Motivation
The primary objective of this system is to create new ways for artists to make a living doing more of what they do best (art) and less of everything else. Mixing business into art has a well established history of ruining the art, and my goal is to use technology to prevent that.
The secondary goal is to make the web a more beautiful place, and provide writers and curators a way to support their work without resorting to polluting their websites with noxious images and experiences.
Overview
Artists list one-of-a-kind, physical pieces of art for sale and upload a high- quality image for each piece. Website publishers (bloggers, etc.) embed these images into their sites, posts, etc. instead of regular advertising. Visitors to each website can click on the images and purchase the piece. A portion of the purchase goes to the website publisher, a portion goes to ArtAds and the bulk of the purchase price goes to the artist.
Once a piece is purchased, the image is removed from the website and replaced with another piece.
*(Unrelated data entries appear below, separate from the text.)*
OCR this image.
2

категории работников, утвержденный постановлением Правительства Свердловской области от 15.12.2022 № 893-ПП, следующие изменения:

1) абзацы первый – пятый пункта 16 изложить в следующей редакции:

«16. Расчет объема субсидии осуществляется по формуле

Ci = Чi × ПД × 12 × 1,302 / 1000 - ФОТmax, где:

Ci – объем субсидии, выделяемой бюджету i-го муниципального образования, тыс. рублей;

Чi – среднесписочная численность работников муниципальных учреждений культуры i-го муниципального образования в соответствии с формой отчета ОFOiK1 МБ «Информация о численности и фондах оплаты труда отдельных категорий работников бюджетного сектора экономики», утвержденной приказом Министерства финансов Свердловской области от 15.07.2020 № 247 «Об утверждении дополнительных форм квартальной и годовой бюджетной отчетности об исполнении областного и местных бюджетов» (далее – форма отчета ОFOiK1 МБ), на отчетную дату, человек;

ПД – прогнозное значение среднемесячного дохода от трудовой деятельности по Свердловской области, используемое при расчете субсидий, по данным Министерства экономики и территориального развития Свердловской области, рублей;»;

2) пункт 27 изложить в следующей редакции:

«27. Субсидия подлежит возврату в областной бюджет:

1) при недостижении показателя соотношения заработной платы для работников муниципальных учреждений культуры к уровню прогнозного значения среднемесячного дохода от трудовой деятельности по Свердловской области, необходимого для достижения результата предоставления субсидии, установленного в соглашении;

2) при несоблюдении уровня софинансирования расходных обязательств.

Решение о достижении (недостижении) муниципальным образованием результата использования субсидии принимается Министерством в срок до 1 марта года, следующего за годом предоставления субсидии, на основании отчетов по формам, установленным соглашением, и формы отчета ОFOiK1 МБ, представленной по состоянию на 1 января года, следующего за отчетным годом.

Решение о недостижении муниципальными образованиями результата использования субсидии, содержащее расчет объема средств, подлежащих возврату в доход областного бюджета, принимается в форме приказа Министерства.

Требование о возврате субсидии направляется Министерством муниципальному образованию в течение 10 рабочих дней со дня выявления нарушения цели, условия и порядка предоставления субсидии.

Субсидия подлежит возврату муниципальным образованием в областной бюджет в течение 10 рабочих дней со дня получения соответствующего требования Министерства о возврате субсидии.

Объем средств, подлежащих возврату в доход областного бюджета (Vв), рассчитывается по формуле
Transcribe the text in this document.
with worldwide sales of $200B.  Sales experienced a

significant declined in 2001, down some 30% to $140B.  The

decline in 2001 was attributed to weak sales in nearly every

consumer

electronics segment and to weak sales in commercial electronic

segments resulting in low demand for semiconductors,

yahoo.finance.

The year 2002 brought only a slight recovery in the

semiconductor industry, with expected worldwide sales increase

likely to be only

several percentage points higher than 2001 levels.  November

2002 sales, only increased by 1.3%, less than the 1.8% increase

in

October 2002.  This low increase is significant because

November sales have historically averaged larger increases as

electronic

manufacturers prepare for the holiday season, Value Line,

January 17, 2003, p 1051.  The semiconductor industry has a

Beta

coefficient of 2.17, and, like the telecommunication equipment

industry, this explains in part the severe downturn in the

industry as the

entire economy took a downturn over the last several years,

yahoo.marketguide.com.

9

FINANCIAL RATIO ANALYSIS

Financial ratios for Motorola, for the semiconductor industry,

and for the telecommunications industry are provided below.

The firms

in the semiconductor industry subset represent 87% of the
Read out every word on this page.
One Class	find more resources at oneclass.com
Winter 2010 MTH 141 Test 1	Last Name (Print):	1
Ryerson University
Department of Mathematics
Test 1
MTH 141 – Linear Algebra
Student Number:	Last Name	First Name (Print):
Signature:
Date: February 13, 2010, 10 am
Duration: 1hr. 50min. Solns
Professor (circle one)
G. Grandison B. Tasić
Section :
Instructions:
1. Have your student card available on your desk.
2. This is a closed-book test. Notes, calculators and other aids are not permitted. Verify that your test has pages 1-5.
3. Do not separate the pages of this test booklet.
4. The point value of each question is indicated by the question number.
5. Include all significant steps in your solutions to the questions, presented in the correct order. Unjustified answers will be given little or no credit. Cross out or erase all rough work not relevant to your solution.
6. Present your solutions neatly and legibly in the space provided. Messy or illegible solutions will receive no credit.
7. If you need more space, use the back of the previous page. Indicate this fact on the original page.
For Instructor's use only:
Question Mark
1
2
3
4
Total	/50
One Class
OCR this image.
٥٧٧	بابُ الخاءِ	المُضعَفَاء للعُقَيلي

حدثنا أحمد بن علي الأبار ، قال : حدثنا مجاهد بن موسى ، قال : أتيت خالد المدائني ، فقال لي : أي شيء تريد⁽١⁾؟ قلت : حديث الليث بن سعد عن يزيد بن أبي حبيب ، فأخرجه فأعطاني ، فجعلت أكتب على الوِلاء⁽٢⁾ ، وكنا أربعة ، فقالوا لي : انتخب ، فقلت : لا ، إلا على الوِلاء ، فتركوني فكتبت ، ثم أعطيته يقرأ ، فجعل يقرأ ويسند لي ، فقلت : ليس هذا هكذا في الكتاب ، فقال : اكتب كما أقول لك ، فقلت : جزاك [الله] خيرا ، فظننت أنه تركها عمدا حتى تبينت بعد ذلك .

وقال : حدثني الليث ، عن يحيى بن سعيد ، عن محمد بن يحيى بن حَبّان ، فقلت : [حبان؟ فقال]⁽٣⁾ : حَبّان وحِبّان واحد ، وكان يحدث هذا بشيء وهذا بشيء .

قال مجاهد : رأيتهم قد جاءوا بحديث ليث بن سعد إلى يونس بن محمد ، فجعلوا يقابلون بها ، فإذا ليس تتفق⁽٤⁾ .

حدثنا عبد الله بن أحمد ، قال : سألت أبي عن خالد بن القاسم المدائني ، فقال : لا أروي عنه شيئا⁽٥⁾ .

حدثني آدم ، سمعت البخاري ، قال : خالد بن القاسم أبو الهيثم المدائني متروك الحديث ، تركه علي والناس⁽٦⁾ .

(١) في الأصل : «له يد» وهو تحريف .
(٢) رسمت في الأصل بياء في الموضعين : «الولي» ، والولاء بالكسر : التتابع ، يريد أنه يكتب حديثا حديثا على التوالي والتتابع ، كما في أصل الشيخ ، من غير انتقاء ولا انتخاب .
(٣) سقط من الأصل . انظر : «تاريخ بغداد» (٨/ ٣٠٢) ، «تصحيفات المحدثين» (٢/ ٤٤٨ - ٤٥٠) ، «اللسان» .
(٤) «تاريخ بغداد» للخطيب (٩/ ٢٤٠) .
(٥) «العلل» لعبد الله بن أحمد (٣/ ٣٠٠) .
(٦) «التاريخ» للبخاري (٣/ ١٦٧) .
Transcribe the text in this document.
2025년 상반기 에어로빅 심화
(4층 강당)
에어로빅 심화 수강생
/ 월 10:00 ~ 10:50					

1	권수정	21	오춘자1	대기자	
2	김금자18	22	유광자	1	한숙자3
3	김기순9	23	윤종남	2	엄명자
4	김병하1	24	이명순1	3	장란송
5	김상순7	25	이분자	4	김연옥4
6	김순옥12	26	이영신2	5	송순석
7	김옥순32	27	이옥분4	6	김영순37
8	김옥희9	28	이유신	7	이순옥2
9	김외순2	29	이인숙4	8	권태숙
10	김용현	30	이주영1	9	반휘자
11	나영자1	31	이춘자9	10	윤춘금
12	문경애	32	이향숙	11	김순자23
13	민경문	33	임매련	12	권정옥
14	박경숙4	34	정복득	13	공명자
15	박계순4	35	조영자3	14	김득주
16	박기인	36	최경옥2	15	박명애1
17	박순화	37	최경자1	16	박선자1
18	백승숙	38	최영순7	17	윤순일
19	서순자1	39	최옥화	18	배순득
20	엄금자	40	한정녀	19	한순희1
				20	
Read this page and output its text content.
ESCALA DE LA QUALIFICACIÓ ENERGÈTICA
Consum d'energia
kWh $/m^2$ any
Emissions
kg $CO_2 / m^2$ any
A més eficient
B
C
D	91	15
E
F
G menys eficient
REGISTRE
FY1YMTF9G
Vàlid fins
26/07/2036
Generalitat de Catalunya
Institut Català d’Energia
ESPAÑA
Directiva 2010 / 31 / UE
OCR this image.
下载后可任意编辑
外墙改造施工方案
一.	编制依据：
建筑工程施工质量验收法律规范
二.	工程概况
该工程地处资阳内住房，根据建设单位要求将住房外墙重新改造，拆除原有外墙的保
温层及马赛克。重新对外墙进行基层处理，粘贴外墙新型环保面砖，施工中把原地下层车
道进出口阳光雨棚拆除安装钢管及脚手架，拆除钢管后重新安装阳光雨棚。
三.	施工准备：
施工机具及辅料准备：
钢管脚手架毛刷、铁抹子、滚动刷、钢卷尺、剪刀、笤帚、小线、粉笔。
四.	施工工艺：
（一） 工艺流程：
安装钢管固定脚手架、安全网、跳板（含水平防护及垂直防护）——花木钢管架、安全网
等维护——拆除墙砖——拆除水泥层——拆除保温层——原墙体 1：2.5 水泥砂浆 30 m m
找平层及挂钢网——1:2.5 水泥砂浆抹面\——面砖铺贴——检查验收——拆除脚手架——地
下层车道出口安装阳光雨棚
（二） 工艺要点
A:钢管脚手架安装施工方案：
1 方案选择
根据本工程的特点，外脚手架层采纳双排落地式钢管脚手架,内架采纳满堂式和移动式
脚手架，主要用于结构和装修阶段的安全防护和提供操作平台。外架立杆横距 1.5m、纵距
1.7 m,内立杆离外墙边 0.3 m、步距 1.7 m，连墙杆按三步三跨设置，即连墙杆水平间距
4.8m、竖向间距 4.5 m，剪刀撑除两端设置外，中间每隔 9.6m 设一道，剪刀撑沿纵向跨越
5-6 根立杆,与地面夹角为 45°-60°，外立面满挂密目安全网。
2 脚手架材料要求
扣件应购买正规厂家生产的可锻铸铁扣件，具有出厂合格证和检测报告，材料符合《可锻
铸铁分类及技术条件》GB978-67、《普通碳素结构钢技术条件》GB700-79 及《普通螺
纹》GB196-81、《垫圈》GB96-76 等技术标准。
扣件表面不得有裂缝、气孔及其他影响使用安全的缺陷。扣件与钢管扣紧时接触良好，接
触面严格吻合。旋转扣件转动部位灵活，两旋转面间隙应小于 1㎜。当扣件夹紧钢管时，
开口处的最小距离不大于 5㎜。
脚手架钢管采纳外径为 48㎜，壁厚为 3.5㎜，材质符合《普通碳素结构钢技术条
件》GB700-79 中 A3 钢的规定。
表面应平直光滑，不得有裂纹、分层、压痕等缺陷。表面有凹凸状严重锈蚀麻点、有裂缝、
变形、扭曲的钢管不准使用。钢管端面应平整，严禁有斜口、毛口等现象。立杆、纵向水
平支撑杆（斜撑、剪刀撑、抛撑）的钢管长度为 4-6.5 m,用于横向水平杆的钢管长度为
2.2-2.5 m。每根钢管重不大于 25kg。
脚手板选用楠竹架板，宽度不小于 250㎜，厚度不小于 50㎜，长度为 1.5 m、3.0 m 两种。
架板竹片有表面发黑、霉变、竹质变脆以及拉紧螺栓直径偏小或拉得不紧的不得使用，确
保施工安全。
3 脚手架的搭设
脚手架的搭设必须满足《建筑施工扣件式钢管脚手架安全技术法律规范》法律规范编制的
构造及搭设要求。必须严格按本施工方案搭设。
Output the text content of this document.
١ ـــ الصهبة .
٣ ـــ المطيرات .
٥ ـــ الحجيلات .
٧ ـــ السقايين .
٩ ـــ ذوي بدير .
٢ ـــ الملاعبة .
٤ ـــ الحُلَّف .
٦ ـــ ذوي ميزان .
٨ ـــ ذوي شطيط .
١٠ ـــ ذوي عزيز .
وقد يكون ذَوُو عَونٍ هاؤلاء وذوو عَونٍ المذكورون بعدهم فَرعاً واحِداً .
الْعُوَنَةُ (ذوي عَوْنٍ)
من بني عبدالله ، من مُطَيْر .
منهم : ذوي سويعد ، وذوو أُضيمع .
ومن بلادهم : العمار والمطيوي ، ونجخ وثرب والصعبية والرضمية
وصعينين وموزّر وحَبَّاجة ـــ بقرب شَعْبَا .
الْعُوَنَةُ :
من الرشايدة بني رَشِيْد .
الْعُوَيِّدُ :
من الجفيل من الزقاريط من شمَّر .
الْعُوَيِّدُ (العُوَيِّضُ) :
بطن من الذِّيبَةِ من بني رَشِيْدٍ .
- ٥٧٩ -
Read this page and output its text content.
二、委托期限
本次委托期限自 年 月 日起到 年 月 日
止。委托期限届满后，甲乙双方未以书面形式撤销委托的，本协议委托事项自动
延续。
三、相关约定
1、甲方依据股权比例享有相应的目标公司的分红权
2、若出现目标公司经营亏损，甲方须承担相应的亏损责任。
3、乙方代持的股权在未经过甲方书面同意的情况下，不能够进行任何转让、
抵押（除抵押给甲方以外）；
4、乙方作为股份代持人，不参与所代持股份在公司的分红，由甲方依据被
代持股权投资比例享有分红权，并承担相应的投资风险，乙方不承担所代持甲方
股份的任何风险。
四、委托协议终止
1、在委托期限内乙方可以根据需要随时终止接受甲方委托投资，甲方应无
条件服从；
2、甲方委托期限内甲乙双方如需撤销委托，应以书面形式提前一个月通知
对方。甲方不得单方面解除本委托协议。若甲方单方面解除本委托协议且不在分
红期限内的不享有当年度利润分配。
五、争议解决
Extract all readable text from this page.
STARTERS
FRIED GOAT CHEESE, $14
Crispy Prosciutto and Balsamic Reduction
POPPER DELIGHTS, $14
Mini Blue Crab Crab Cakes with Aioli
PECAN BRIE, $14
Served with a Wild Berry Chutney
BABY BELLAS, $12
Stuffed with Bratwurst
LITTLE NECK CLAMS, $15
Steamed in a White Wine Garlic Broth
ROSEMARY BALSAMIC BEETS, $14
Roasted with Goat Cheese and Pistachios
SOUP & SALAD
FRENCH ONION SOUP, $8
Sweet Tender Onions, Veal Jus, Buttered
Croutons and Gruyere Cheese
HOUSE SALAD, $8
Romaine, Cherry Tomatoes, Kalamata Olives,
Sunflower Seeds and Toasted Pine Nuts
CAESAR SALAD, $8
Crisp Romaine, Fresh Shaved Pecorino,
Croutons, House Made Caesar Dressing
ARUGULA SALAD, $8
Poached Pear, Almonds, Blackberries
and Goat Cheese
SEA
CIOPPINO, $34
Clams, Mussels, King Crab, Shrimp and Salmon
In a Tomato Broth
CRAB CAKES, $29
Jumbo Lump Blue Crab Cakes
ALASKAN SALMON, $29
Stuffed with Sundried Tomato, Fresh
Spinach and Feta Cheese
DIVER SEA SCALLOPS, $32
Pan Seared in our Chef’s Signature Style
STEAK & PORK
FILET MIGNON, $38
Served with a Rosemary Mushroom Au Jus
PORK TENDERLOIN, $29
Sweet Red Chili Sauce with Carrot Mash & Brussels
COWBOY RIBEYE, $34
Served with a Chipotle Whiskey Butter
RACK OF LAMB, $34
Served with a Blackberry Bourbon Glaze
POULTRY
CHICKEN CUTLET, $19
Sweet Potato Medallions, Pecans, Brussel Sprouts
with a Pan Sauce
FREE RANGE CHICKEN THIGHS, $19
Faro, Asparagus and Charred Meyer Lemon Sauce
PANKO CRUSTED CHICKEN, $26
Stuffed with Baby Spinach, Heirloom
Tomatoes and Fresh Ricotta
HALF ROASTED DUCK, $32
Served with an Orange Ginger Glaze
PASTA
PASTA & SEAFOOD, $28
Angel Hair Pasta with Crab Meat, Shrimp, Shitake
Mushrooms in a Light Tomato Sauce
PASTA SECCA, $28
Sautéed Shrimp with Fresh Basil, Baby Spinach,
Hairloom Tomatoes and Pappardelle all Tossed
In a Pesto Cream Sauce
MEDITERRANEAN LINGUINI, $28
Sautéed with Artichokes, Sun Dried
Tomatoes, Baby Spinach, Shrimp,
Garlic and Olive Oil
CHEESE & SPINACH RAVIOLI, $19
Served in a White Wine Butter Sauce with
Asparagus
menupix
Not only does this remove the need for unpredictable and often ugly, intrusive advertising from websites, it also provides a convenient way for publishers to add visually interesting images to their content when relevant images are not appropriate or available (this was very common in the early days of blogging, to include photos of dogs, landscapes, etc. to keep a text-heavy post visually interesting).
Technical Implementation
I think the technical implementation can be very simple, at least initially. A website where artists can sign-up, add pieces (name, price, photo, perhaps more info), manage inventory (shipping updates, etc.) and provide payment information (probably processed via Stripe, PayPal, etc.). Another website (perhaps the same as above, but not if it’s confusing) where publishers can create an account to generate image tags, download/install plugins for popular blogging/website platforms and provide payment information for their portion of a sale.
These could be implemented using any common “tech stack” but I think it’s important that the interfaces are built on top of a standard API (or ideally, a public protocol) so that the system is easy to adapt and consume for unanticipated applications.
Notes
There are of course a million details that could be added or addressed, but I think it’s important to build something very basic first to take measurements in the field and see if it works as expected. There’s a number of potential “knobs to turn” to see what would make the system perform best for all parties involved (creator, curator, consumer) and I want to avoid jumping to any conclusions or adding any complexity without first having some empirical data for guidance.